Le structuralisme des années 1920-1930 a des sources multiples, jusque dans l'organicisme du xixe siècle (Koerner), convergeant dans l'œuvre de Saussure et dans celle de Bloomfield. Le premier dégage de la pratique de la grammaire comparée principes et concepts qui la fondent (arbitraire du signe ; prise en considération des seuls rapports abstraits, à l'exclusion des réalités phonétiques dès le Mémoire de 1878 – Bopp et ses contemporains opéraient déjà sur des lettres, i.e. les phonèmes intuitivement dégagés par les graphies – ; distinction synchronie-diachronie évoquant celle du statique et du dynamique chez Auguste Comte et théorisant la comparaison des états de langue de la grammaire comparée, etc.). Son héritage est recueilli par les écoles danoise (Bröndal, Hjelmslev), genevoise (Bally, Sèchehaye, Frei), pragoise (Troubetskoy, Jakobson), française (Meillet, Benveniste, Guillaume et, dans une certaine mesure, Pichon).

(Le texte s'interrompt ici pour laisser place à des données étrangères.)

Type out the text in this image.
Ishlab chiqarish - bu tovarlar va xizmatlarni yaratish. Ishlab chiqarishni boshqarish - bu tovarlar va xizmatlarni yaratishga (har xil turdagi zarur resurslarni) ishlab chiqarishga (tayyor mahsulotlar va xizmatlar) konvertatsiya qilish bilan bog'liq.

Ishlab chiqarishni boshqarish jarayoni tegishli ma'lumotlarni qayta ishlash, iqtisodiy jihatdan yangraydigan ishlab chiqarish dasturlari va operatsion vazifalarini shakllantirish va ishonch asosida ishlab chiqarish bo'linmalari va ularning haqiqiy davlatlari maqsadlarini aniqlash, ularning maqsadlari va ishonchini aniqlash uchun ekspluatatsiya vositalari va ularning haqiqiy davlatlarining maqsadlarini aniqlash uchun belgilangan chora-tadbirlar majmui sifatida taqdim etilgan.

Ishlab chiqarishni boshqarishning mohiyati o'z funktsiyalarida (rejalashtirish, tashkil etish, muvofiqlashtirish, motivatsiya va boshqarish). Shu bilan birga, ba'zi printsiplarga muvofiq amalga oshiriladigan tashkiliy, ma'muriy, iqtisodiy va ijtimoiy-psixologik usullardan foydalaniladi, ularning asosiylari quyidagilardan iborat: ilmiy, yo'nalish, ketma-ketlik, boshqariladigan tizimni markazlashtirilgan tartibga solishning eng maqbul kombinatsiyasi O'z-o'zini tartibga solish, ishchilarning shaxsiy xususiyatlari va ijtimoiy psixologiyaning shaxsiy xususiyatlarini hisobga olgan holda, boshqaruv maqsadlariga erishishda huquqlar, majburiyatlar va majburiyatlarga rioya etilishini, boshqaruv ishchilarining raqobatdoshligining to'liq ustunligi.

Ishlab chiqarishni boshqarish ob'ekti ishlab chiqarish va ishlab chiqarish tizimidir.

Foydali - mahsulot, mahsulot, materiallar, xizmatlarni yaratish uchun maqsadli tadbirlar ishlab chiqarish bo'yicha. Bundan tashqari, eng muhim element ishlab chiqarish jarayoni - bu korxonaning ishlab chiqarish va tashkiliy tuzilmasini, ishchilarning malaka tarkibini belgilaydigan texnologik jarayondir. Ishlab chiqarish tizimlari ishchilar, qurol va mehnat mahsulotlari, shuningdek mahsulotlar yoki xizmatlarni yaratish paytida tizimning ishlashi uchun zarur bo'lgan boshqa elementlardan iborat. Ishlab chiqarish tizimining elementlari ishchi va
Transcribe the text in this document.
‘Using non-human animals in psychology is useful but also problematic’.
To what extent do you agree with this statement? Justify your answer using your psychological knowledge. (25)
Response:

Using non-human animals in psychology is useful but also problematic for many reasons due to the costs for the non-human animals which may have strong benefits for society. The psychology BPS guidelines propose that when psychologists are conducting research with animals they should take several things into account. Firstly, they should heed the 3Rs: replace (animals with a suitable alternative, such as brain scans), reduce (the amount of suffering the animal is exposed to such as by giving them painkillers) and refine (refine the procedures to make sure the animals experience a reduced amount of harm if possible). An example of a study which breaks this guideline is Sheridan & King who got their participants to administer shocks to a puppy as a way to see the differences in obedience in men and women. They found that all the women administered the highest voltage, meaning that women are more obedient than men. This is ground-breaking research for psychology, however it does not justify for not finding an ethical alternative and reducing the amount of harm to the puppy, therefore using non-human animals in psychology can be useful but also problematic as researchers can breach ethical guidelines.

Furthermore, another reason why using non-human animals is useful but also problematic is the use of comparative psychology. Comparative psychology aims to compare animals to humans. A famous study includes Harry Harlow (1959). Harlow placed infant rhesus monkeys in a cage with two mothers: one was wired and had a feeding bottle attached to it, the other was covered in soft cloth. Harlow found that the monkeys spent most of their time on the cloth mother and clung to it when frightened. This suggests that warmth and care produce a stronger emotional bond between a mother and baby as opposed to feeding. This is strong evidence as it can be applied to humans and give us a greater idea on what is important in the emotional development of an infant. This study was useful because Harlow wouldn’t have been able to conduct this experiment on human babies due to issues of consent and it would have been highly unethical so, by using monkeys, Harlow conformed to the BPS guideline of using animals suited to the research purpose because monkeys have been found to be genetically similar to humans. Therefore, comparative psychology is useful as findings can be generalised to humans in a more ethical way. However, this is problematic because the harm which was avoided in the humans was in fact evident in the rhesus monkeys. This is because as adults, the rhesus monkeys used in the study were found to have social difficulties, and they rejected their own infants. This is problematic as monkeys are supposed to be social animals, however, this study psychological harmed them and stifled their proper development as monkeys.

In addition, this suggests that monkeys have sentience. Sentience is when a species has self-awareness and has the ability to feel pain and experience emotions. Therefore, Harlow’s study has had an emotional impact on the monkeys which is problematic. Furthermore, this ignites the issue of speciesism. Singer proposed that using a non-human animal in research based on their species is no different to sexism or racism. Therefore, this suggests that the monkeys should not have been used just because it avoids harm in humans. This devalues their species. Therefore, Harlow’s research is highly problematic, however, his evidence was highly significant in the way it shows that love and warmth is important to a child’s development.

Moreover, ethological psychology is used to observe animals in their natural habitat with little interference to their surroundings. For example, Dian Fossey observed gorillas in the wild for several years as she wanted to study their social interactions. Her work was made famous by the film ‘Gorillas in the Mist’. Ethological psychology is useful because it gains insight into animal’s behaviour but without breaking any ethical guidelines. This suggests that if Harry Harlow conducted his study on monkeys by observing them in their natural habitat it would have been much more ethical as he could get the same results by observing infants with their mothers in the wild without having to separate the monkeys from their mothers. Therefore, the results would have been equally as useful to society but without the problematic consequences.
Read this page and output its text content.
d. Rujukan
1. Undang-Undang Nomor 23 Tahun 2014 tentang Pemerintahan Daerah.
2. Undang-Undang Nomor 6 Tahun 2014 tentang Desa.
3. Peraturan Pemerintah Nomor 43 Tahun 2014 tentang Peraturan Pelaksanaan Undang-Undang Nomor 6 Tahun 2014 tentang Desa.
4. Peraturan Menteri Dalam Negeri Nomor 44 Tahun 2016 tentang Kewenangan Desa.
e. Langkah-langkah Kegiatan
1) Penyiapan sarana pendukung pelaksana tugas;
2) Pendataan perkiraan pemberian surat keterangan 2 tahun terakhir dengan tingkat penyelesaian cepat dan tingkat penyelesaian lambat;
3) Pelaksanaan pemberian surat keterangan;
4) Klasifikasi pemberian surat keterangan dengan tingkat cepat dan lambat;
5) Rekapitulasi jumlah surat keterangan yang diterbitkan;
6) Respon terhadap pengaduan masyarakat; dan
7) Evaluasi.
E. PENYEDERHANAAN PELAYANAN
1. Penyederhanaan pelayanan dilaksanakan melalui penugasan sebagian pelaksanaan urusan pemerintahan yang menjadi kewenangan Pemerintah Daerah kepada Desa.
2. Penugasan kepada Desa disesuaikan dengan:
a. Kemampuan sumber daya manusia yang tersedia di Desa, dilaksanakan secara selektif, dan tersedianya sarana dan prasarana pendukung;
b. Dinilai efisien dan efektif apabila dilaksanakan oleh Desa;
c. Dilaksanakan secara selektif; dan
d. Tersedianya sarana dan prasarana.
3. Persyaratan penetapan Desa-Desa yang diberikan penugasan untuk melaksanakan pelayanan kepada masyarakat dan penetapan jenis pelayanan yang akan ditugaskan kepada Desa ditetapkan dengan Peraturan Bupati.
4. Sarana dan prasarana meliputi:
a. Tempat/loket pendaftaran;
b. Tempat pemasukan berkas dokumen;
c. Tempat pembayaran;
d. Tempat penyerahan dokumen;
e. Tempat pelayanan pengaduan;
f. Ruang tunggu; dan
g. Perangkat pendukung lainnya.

Le manuel de Bloomfield (1933), lui-même formé par le distributionnalisme des grammairiens indiens, la tradition américaine de description des langues amérindiennes, le comparatisme et le béhaviorisme, assura plus de cohésion à la linguistique américaine des années 1930-1950, dont le distributionnalisme atteint sa perfection avec Z. Harris et s'étend à l'analyse de discours, mais la tradition de Sapir a maintenu l'option mentaliste brillamment illustrée par Whorf. Les cadres grammaticaux hérités de la grammaire générale, relayée par la psychologie condillacienne et associationniste, puis « mentaliste » de Wundt et de van Ginneken, avaient suffi pour des recherches essentiellement phonétiques et morphologiques.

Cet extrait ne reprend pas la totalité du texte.